A new study from SFU suggests the number of children a woman has might slow down the rate at which her body ages – and the more babies she has, the better. Having multiple children is associated with longer telomeres in mothers, which are the tips found at the end of each DNA strand.
Telomeres are indicative of cellular aging, and longer ones are associated with longevity.
SFU Health Sciences professor Pablo Nepomnaschy said their findings contradict the age-old theory that having more children speeds up the aging process.
“The slower pace of telomere shortening found in the study participants who have more children however, may be attributed to the dramatic increase in estrogen, a hormone produced during pregnancy.”
“Estrogen functions as a potent antioxidant that protects cells against telomere shortening.”
The study assessed the number of children born to 75 women in rural Guatemalan communities and their telomere lengths.

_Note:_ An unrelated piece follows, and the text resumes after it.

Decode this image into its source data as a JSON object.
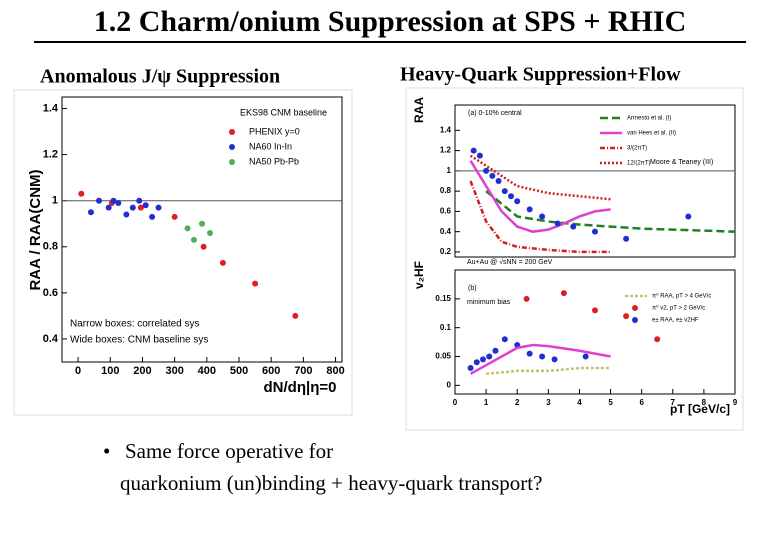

At 13-year intervals, saliva samples and cheek swabs were taken to examine their telomere lengths. This is the first study to examine an association with the number of surviving children and telomere length.
But it might not be strictly biological in nature – environment might also be a factor in the longevity of women with multiple children.
“The women we followed over the course of the study were from natural fertility populations where mothers who bear numerous children receive more social support from their relatives and friends,” said Nepomnaschy.
“Greater support leads to an increase in the amount of metabolic energy that can be allocated to tissue maintenance, thereby slowing down the process of aging.”
The study by co-authors Nepomnaschy and postdoctoral researcher Cindy Barha is published in Plos One.